Cronaca

Chioggia, società occupa abusivamente quasi 4 ettari di terreno alla foce del Brenta

L'azienda, specializzata in lavori marittimi, non aveva pagato i canoni al Demanio. L'intera superficie è stata sequestrata

La concessione era scaduta e c'era in atto anche un contenzioso per il mancato pagamento dei canoni. Nonostante tutto, una società che si occupa di lavori marittimi ha continuato come nulla fosse ad occupare un'area demaniale alla foce del Brenta, estesa per circa 34mila metri quadrati, con annesso spazio acqueo di ulteriori 2500 metri quadrati. L'intera superficie è stata posta sotto sequestro nei giorni scorsi dalla guardia di finanza di Venezia.

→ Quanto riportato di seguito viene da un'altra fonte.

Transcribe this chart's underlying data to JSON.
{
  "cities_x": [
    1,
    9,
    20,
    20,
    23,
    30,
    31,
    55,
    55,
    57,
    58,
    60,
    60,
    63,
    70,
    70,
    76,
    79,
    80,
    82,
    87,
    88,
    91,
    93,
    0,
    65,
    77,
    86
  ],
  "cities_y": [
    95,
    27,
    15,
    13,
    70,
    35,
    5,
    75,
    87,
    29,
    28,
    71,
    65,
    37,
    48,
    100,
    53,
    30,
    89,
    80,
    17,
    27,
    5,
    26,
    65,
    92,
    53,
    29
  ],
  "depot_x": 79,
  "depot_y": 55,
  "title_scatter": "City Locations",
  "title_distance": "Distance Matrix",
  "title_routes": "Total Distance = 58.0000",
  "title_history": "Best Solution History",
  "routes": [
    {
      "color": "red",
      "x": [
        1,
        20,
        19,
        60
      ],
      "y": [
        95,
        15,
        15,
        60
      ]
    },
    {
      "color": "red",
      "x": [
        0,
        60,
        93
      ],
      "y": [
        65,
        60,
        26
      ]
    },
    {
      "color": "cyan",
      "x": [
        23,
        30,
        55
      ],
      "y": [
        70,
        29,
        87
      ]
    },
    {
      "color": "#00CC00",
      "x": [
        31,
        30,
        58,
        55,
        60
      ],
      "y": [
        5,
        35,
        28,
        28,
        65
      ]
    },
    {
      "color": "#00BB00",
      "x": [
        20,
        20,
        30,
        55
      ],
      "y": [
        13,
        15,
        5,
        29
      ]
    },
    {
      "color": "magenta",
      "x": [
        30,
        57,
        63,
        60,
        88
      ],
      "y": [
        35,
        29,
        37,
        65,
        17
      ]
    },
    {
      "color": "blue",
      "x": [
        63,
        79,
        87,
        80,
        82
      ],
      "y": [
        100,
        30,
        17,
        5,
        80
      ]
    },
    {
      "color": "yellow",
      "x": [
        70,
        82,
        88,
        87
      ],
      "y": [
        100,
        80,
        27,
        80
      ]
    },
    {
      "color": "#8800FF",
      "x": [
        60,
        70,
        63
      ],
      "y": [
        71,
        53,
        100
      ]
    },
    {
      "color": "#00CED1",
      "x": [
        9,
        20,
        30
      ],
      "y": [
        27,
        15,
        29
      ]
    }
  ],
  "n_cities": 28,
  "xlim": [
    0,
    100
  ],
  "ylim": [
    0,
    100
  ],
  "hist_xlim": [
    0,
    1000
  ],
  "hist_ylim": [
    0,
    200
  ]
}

Ad individuare l'area, sfruttata abusivamente, sono stati i militari del reparto operativo delle fiamme gialle, impegnati in controlli sui beni demaniali in regime di concessione sul territorio del Comune di Chioggia. Nei giorni precedenti l'elicottero della sezione aerea di Tessera aveva sottoposto ad esame fotografico l'intera area, poi oggetto di successive verifiche, in collaborazione con il genio civile di Padova. Dai controlli, per l'appunto, è emerso il contenzioso tra società ed ente pubblico, che aveva pregiudicato il rinnovo della concessione.

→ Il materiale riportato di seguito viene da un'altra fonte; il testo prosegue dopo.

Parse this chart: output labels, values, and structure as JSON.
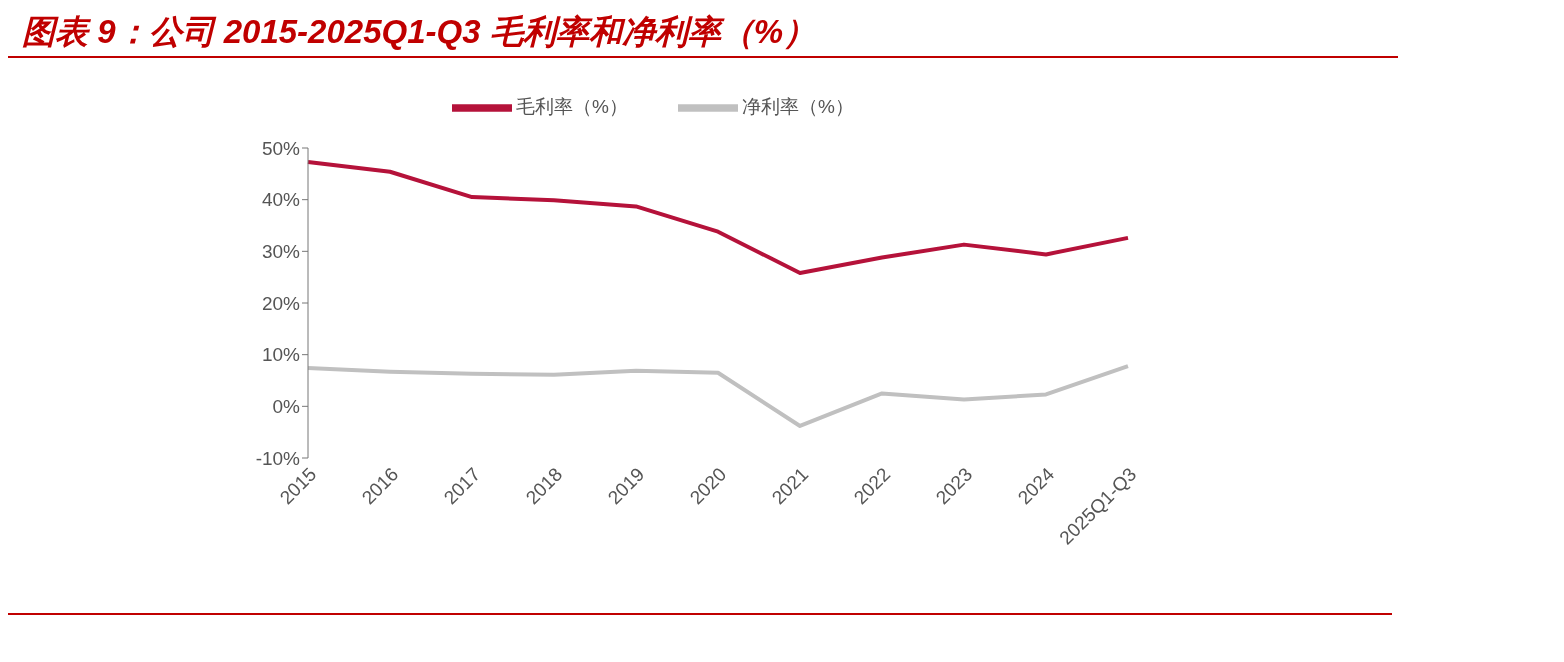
{
  "chart_data": {
    "type": "line",
    "title": "图表 9：公司 2015-2025Q1-Q3 毛利率和净利率（%）",
    "categories": [
      "2015",
      "2016",
      "2017",
      "2018",
      "2019",
      "2020",
      "2021",
      "2022",
      "2023",
      "2024",
      "2025Q1-Q3"
    ],
    "series": [
      {
        "name": "毛利率（%）",
        "color": "#b5123a",
        "values": [
          47.3,
          45.4,
          40.5,
          39.9,
          38.7,
          33.8,
          25.8,
          28.8,
          31.3,
          29.4,
          32.6
        ]
      },
      {
        "name": "净利率（%）",
        "color": "#c0c0c0",
        "values": [
          7.4,
          6.7,
          6.3,
          6.1,
          6.9,
          6.5,
          -3.8,
          2.5,
          1.3,
          2.3,
          7.8
        ]
      }
    ],
    "ylim": [
      -10,
      50
    ],
    "yticks": [
      {
        "value": -10,
        "label": "-10%"
      },
      {
        "value": 0,
        "label": "0%"
      },
      {
        "value": 10,
        "label": "10%"
      },
      {
        "value": 20,
        "label": "20%"
      },
      {
        "value": 30,
        "label": "30%"
      },
      {
        "value": 40,
        "label": "40%"
      },
      {
        "value": 50,
        "label": "50%"
      }
    ],
    "grid": false,
    "legend": "top",
    "marker": "none",
    "line_style": "solid"
  }
}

La società continuava ad utilizzare l'intera superficie come base logistica per i propri mezzi navali e terrestri e come deposito materiali. A quel punto alle fiamme gialle non è restato altro da fare che apporre i sigilli all'area e sequestrare alcuni mezzi per la movimentazione di terra di proprietà dell'azienda. Il rappresentante legale della società è stato denunciato a piede libero.

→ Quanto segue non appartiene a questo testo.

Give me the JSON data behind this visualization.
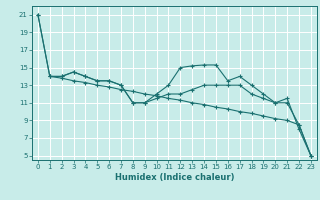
{
  "xlabel": "Humidex (Indice chaleur)",
  "background_color": "#c8ece9",
  "grid_color": "#ffffff",
  "line_color": "#1a7070",
  "xlim": [
    -0.5,
    23.5
  ],
  "ylim": [
    4.5,
    22
  ],
  "yticks": [
    5,
    7,
    9,
    11,
    13,
    15,
    17,
    19,
    21
  ],
  "xticks": [
    0,
    1,
    2,
    3,
    4,
    5,
    6,
    7,
    8,
    9,
    10,
    11,
    12,
    13,
    14,
    15,
    16,
    17,
    18,
    19,
    20,
    21,
    22,
    23
  ],
  "lines": [
    {
      "x": [
        0,
        1,
        2,
        3,
        4,
        5,
        6,
        7,
        8,
        9,
        10,
        11,
        12,
        13,
        14,
        15,
        16,
        17,
        18,
        19,
        20,
        21,
        22,
        23
      ],
      "y": [
        21,
        14,
        14.0,
        14.5,
        14.0,
        13.5,
        13.5,
        13.0,
        11.0,
        11.0,
        12.0,
        13.0,
        15.0,
        15.2,
        15.3,
        15.3,
        13.5,
        14.0,
        13.0,
        12.0,
        11.0,
        11.0,
        8.5,
        5.0
      ]
    },
    {
      "x": [
        0,
        1,
        2,
        3,
        4,
        5,
        6,
        7,
        8,
        9,
        10,
        11,
        12,
        13,
        14,
        15,
        16,
        17,
        18,
        19,
        20,
        21,
        22,
        23
      ],
      "y": [
        21,
        14,
        14.0,
        14.5,
        14.0,
        13.5,
        13.5,
        13.0,
        11.0,
        11.0,
        11.5,
        12.0,
        12.0,
        12.5,
        13.0,
        13.0,
        13.0,
        13.0,
        12.0,
        11.5,
        11.0,
        11.5,
        8.0,
        5.0
      ]
    },
    {
      "x": [
        1,
        2,
        3,
        4,
        5,
        6,
        7,
        8,
        9,
        10,
        11,
        12,
        13,
        14,
        15,
        16,
        17,
        18,
        19,
        20,
        21,
        22,
        23
      ],
      "y": [
        14,
        13.8,
        13.5,
        13.3,
        13.0,
        12.8,
        12.5,
        12.3,
        12.0,
        11.8,
        11.5,
        11.3,
        11.0,
        10.8,
        10.5,
        10.3,
        10.0,
        9.8,
        9.5,
        9.2,
        9.0,
        8.5,
        5.0
      ]
    }
  ]
}
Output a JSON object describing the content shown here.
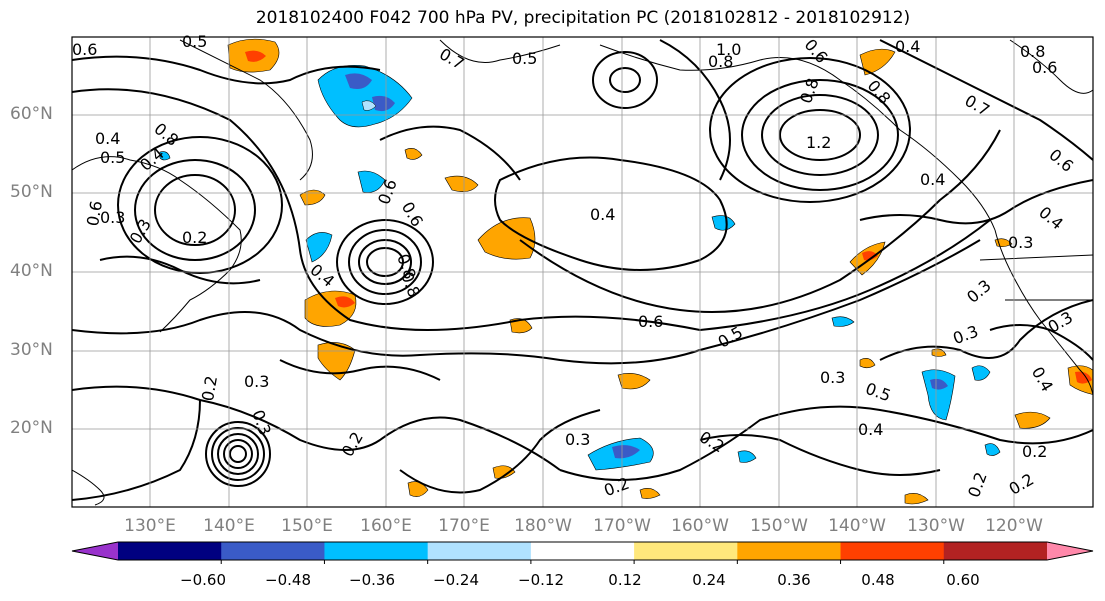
{
  "title": "2018102400 F042 700 hPa PV, precipitation PC (2018102812 - 2018102912)",
  "lat_labels": [
    "60°N",
    "50°N",
    "40°N",
    "30°N",
    "20°N"
  ],
  "lon_labels": [
    "130°E",
    "140°E",
    "150°E",
    "160°E",
    "170°E",
    "180°W",
    "170°W",
    "160°W",
    "150°W",
    "140°W",
    "130°W",
    "120°W"
  ],
  "contour_labels": [
    "0.6",
    "0.5",
    "0.7",
    "0.5",
    "1.0",
    "0.8",
    "0.6",
    "0.4",
    "0.8",
    "0.6",
    "0.7",
    "0.8",
    "0.6",
    "0.4",
    "0.5",
    "0.4",
    "0.8",
    "0.6",
    "0.3",
    "0.2",
    "0.4",
    "0.6",
    "0.8",
    "1.2",
    "0.4",
    "0.6",
    "0.4",
    "0.3",
    "0.8",
    "0.8",
    "0.4",
    "0.6",
    "0.5",
    "0.3",
    "0.3",
    "0.3",
    "0.3",
    "0.5",
    "0.4",
    "0.4",
    "0.3",
    "0.2",
    "0.3",
    "0.3",
    "0.2",
    "0.2",
    "0.2",
    "0.2",
    "0.3",
    "0.2",
    "0.2"
  ],
  "colorbar": {
    "colors": [
      "#9932cc",
      "#000080",
      "#3a5bc7",
      "#00bfff",
      "#b0e2ff",
      "#ffffff",
      "#ffe87c",
      "#ffa500",
      "#ff4000",
      "#b22222",
      "#ff88aa"
    ],
    "tick_labels": [
      "−0.60",
      "−0.48",
      "−0.36",
      "−0.24",
      "−0.12",
      "0.12",
      "0.24",
      "0.36",
      "0.48",
      "0.60"
    ]
  }
}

L'attività aerea della Finanza ha permesso di individuare anche un'altra area di circa 3mila metri quadrati, con specchio acqueo annesso di circa 10mila metri quadrati alla foce dell'Adige, dove era stata strutturata una darsena abusiva. I militari hanno sequestrato l'intera area, compreso un edificio costruito in abuso edilizio.